Fairmont, W.Va. – Last week, Pierpont Community & Technical College hosted its annual Maker Camp, the five-day summer camp designed to introduce local students to the world of STEAM (Science, Technology, Engineering, Arts, and Mathematics) and entrepreneurship.

Students between the ages of 12 and 16 embarked on various projects, including 3-D printing, field trips to local businesses, and creating a model of the human hand, which all led to the final task of creating, programming, and designing Lego robots.
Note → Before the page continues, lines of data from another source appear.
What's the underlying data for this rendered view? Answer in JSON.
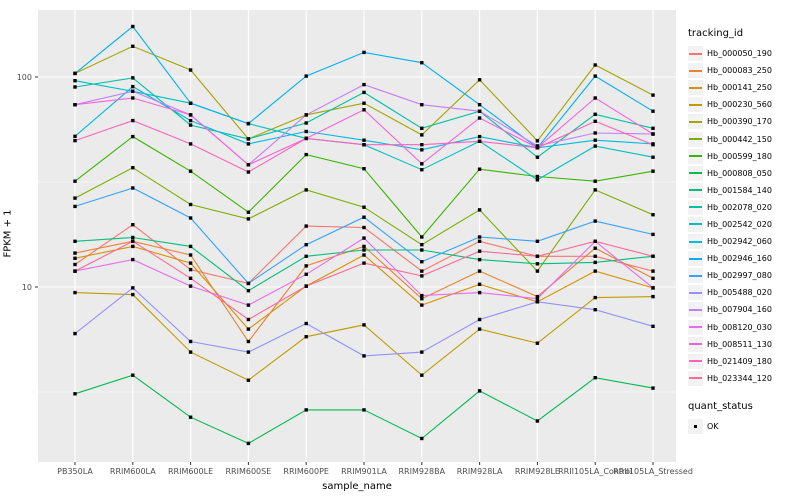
{
  "chart_data": {
    "type": "line",
    "title": "",
    "xlabel": "sample_name",
    "ylabel": "FPKM + 1",
    "x_categories": [
      "PB350LA",
      "RRIM600LA",
      "RRIM600LE",
      "RRIM600SE",
      "RRIM600PE",
      "RRIM901LA",
      "RRIM928BA",
      "RRIM928LA",
      "RRIM928LE",
      "RRII105LA_Control",
      "RRII105LA_Stressed"
    ],
    "y_scale": "log10",
    "y_major_ticks": [
      10,
      100
    ],
    "y_minor_ticks": [
      3.162,
      31.62
    ],
    "ylim": [
      1.5,
      208
    ],
    "grid": true,
    "legend_position": "right",
    "point_marker": {
      "shape": "square",
      "color": "#000000",
      "legend_label": "OK"
    },
    "series": [
      {
        "name": "Hb_000050_190",
        "color": "#F8766D",
        "values": [
          12.8,
          19.8,
          12.1,
          10.4,
          19.5,
          19.2,
          11.9,
          16.5,
          14.0,
          14.0,
          11.9
        ]
      },
      {
        "name": "Hb_000083_250",
        "color": "#EA8331",
        "values": [
          14.5,
          16.5,
          14.2,
          5.5,
          12.6,
          15.6,
          8.8,
          11.9,
          9.0,
          15.3,
          11.0
        ]
      },
      {
        "name": "Hb_000141_250",
        "color": "#D89000",
        "values": [
          13.7,
          15.6,
          13.0,
          6.3,
          10.1,
          14.2,
          8.2,
          10.3,
          8.5,
          11.9,
          9.9
        ]
      },
      {
        "name": "Hb_000230_560",
        "color": "#C09B00",
        "values": [
          9.4,
          9.2,
          4.9,
          3.6,
          5.8,
          6.6,
          3.8,
          6.3,
          5.4,
          8.9,
          9.0
        ]
      },
      {
        "name": "Hb_000390_170",
        "color": "#A3A500",
        "values": [
          104,
          140,
          108,
          50.7,
          66,
          75,
          53,
          97,
          49.7,
          114,
          82
        ]
      },
      {
        "name": "Hb_000442_150",
        "color": "#7CAE00",
        "values": [
          26.5,
          37,
          24.7,
          21.1,
          29,
          24,
          15.9,
          23.3,
          11.9,
          29,
          22.1
        ]
      },
      {
        "name": "Hb_000599_180",
        "color": "#39B600",
        "values": [
          31.9,
          52,
          35.6,
          22.7,
          42.7,
          36.6,
          17.3,
          36.4,
          33.6,
          31.9,
          35.6
        ]
      },
      {
        "name": "Hb_000808_050",
        "color": "#00BB4E",
        "values": [
          3.1,
          3.8,
          2.4,
          1.8,
          2.6,
          2.6,
          1.9,
          3.2,
          2.3,
          3.7,
          3.3
        ]
      },
      {
        "name": "Hb_001584_140",
        "color": "#00BF7D",
        "values": [
          16.5,
          17.2,
          15.6,
          9.6,
          14.0,
          15.0,
          15.0,
          13.5,
          12.9,
          13.1,
          14.0
        ]
      },
      {
        "name": "Hb_002078_020",
        "color": "#00C1A3",
        "values": [
          89.6,
          99,
          59,
          50.7,
          60.4,
          84.5,
          57,
          68.7,
          41.5,
          66.4,
          57
        ]
      },
      {
        "name": "Hb_002542_020",
        "color": "#00BFC4",
        "values": [
          96,
          85.5,
          75,
          60,
          51,
          47.6,
          36.2,
          49.4,
          32.4,
          46.9,
          41.5
        ]
      },
      {
        "name": "Hb_002942_060",
        "color": "#00BAE0",
        "values": [
          52.2,
          90,
          62,
          48,
          55,
          50,
          45,
          52,
          46,
          50,
          48
        ]
      },
      {
        "name": "Hb_002946_160",
        "color": "#00B0F6",
        "values": [
          104,
          174,
          75,
          60,
          101,
          131,
          117,
          73.8,
          46,
          101,
          68.7
        ]
      },
      {
        "name": "Hb_002997_080",
        "color": "#35A2FF",
        "values": [
          24.2,
          29.6,
          21.3,
          10.4,
          15.9,
          21.5,
          13.2,
          17.3,
          16.5,
          20.6,
          17.8
        ]
      },
      {
        "name": "Hb_005488_020",
        "color": "#9590FF",
        "values": [
          6.0,
          9.9,
          5.5,
          4.9,
          6.7,
          4.7,
          4.9,
          7.0,
          8.5,
          7.8,
          6.5
        ]
      },
      {
        "name": "Hb_007904_160",
        "color": "#C77CFF",
        "values": [
          73.8,
          85.5,
          66,
          38.2,
          66,
          92,
          73.8,
          68.7,
          47,
          54.1,
          53.5
        ]
      },
      {
        "name": "Hb_008120_030",
        "color": "#E76BF3",
        "values": [
          11.9,
          13.5,
          10.1,
          8.2,
          11.5,
          17.1,
          9.1,
          9.4,
          8.8,
          16.5,
          9.9
        ]
      },
      {
        "name": "Hb_008511_130",
        "color": "#FA62DB",
        "values": [
          73.8,
          79.4,
          66,
          38.2,
          51,
          69.8,
          38.6,
          63.8,
          46,
          79.4,
          53.5
        ]
      },
      {
        "name": "Hb_021409_180",
        "color": "#FF62BC",
        "values": [
          49.8,
          62,
          48,
          35.3,
          51,
          47.6,
          47.6,
          49.4,
          46,
          61.5,
          47.6
        ]
      },
      {
        "name": "Hb_023344_120",
        "color": "#FF6A98",
        "values": [
          11.9,
          16.5,
          11.0,
          7.0,
          10.1,
          13.0,
          11.3,
          14.8,
          14.0,
          16.5,
          14.0
        ]
      }
    ]
  },
  "axes": {
    "x_title": "sample_name",
    "y_title": "FPKM + 1",
    "y_tick_labels": [
      "100",
      "10"
    ]
  },
  "legend": {
    "tracking_title": "tracking_id",
    "quant_title": "quant_status",
    "quant_items": [
      {
        "label": "OK"
      }
    ]
  },
  "colors": {
    "panel_bg": "#EBEBEB",
    "grid_major": "#FFFFFF",
    "grid_minor": "#F7F7F7",
    "tick": "#333333",
    "tick_text": "#4D4D4D",
    "point": "#000000",
    "legend_key_bg": "#F2F2F2"
  }
}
“We wanted our students to learn that robotics is becoming more prevalent in many careers, and they can be fun to work with,” said Glenna Pirner, director of the Maker Camp. “The idea was to familiarize students with the basic concepts of robotics and what careers utilize them in North Central West Virginia.”
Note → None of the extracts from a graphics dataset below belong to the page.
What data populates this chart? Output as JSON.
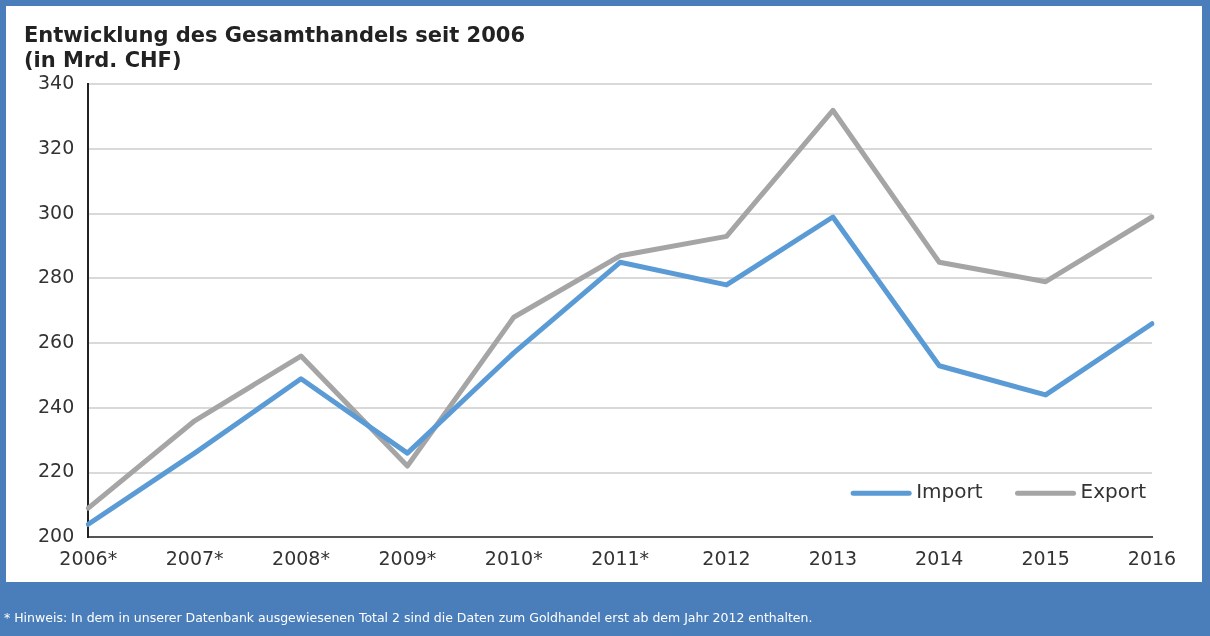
{
  "chart_data": {
    "type": "line",
    "title": "Entwicklung des Gesamthandels seit 2006",
    "subtitle": "(in Mrd. CHF)",
    "categories": [
      "2006*",
      "2007*",
      "2008*",
      "2009*",
      "2010*",
      "2011*",
      "2012",
      "2013",
      "2014",
      "2015",
      "2016"
    ],
    "series": [
      {
        "name": "Import",
        "color": "#5b9bd5",
        "values": [
          204,
          226,
          249,
          226,
          257,
          285,
          278,
          299,
          253,
          244,
          266
        ]
      },
      {
        "name": "Export",
        "color": "#a5a5a5",
        "values": [
          209,
          236,
          256,
          222,
          268,
          287,
          293,
          332,
          285,
          279,
          299
        ]
      }
    ],
    "ylim": [
      200,
      340
    ],
    "yticks": [
      200,
      220,
      240,
      260,
      280,
      300,
      320,
      340
    ],
    "grid": "y",
    "legend": "bottom right",
    "marker": "none",
    "line_style": "solid",
    "annotations": [
      "* Hinweis: In dem in unserer Datenbank ausgewiesenen Total 2 sind die Daten zum Goldhandel erst ab dem Jahr 2012 enthalten."
    ]
  }
}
To get an idea of the career opportunities in STEAM, the students took a field trip to local businesses, including Stockmeier Urethane and Aurora Flight Sciences. Students got to see how raw materials come in, quality assurance testing, a research and development lab, and robots drilling holes for pieces of an airplane.

On the final day of camp, students showed off their hard work at a completion ceremony attended by friends and family. Students were given awards for their creativity, determination, and perseverance while doing demonstrations of their robots and 3-D designs.

The first project was to create a robot that could use Scratch coding to follow a tape maze with multiple bends and turns. The students utilized many calculation methods to “teach” the robots where and when to turn to complete the maze. Some groups coded the robots to turn based on distance, while others on angles. The final group, awarded “Best Creativity,” programmed its robot to follow the specific color of the maze to reach the end.  

The students’ final project was to build custom Lego robots that could be programmed using coding and motors. Groups created a fan powered by self-designed engines, a claw arm that works remotely, a dinosaur, and a tank that climbs objects via a tread system.

“Students were given freedom in form and function of their final project design,” said Pirner. “We wanted our students to think outside the box, and pretty much everyone had to troubleshoot their robots in one way or another, which meant coming up with different ways to reach their goal. For instance, the team that built the fan had to think about the gear sizes and how to stabilize a top-heavy design.”

To close the week, Pirner gave students their certificates of completion and complemented each student for their hard work and dedication, stating, “You are the best group of students I have ever worked with.”